Ivo Canelas não diz «nunca», mas não se imagina a fazer novelas


Ivo Canelas não fecha a porta a participar numa novela, no entanto tem conseguido fugir a este género de ficção por considerar que é tudo feito muito depressa.

Já o género série é  «um formato que permite mais tempo e um rigor maior. Não é o tempo ideal, mas, sim, o formato de série e filme oferece mais tempo do que uma novela», confessou à Notícias TV.

Sem nunca ter feiro novelas, o ator refere no entanto que já participou em produções de longa duração. «Já fiz séries anoveladas! Lembro-me por exemplo do “Olá Pai”, na TVI».

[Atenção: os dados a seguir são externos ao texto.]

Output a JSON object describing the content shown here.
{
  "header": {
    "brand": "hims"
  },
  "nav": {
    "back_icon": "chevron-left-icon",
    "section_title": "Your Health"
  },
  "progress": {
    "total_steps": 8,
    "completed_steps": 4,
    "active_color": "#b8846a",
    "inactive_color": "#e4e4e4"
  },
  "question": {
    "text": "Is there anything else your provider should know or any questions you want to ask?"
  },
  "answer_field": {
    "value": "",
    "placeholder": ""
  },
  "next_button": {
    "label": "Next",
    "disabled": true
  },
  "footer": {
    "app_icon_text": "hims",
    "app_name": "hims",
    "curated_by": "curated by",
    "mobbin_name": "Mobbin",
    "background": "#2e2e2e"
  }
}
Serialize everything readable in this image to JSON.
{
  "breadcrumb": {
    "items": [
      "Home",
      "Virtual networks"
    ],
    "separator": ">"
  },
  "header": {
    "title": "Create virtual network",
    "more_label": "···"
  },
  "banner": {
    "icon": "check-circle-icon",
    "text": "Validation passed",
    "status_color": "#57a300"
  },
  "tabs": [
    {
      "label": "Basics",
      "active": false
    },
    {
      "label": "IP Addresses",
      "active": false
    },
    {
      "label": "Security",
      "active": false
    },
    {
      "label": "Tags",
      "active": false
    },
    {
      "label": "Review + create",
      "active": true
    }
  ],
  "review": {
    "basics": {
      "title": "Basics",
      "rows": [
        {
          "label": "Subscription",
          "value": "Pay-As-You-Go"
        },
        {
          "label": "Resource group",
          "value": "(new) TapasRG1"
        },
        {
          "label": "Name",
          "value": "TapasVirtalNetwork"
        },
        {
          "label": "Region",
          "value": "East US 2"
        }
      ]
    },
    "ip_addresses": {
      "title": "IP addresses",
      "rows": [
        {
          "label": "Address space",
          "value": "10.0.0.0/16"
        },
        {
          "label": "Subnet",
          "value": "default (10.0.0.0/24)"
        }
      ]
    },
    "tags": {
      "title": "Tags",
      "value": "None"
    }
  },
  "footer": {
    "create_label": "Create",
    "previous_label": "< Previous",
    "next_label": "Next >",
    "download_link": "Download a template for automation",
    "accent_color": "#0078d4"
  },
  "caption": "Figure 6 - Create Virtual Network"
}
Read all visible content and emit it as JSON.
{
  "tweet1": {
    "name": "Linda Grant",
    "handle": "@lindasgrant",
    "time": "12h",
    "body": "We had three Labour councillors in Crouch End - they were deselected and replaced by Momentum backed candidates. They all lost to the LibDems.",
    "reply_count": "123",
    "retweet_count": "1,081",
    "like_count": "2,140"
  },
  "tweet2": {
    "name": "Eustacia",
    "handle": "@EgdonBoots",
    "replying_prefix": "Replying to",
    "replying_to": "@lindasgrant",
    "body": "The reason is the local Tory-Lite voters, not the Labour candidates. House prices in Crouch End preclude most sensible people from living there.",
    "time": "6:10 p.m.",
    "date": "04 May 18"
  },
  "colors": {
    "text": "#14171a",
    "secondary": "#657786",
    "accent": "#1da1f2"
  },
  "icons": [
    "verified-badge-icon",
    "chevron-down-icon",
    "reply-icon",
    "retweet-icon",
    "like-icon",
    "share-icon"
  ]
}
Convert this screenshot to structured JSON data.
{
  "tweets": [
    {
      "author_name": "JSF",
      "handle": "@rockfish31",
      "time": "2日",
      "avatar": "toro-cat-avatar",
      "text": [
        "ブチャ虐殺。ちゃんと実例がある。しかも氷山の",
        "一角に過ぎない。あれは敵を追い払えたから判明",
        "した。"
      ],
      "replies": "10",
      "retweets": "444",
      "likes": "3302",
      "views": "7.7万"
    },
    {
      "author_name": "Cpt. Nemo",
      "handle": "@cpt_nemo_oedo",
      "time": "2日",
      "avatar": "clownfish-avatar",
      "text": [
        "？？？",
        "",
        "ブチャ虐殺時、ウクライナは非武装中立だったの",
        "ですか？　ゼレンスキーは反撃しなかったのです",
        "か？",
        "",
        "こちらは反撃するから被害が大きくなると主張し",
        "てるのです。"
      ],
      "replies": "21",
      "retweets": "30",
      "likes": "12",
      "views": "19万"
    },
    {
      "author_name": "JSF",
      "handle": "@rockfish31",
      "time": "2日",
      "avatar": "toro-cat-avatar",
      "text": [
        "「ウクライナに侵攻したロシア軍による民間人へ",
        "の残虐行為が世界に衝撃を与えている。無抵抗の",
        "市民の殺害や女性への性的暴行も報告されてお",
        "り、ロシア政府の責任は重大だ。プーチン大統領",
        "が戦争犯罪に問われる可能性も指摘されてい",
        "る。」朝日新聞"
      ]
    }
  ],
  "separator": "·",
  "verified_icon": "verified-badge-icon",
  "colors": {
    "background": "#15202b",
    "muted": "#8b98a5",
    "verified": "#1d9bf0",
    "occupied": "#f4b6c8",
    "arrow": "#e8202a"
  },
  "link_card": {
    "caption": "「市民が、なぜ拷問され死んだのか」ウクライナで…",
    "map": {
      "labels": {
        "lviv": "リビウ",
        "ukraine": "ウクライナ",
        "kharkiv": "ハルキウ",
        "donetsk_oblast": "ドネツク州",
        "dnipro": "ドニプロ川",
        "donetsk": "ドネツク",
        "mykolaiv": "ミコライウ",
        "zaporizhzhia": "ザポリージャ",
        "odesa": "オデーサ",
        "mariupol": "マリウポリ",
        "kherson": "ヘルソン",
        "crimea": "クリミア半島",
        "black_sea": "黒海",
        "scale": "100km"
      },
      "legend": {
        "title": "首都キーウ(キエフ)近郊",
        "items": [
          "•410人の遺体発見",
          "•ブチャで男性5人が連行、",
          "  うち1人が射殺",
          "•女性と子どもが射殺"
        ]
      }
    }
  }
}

Questionado várias vezes se foge das novelas, Ivo Canelas é perentório: «Aqui, em Portugal, parece que há uma coisa qualquer com as novelas que eu não percebo… E até chega a ser giro. [sorri] No Brasil, o ator faz novelas e filmes e está tudo bem, não tem mal. Aqui, por qualquer razão, parece que há mal… Parece que se é dos bons ou dos maus consoante se faz ou não novelas».

A longa duração que tem uma novela é o maior entrave à participação: «É um produto como outro qualquer, que tem as condicionantes que têm outros produtos», diz ainda à NTV e acrescenta que neste tipo de ficção não gosta «do tempo que o projeto novela tem. Não gosto dessa velocidade. Acho difícil encontrar espaço para detalhes e subtilezas».

Apesar de todos os contras, caso se propicie, fazia uma novela «como outra coisa qualquer» e afirma que deixa «sempre a porta encostada» para esta questão.

Miguel Guilherme, Filipe Duarte, Rita Blanco ou Diogo Infante são atores que normalmente estão afastados por opção do formato telenovela. Ivo Canelas mantém, à NTV que não é por uma questão de preconceito que ainda não cedeu: «Não tenho preconceito nenhum em fazer novelas. Se as pessoas forem profissionais, não tenho preconceito nenhum».

Sem novelas no currículo, Ivo Canelas já experimentou, porém, todos os géneros de séries. Desde as dramáticas como “Liberdade 21”, às de ação como “Conexão”, passando pelas de comédia como “Fura Vidas” e até as históricas como “Perdidamente Florbela”.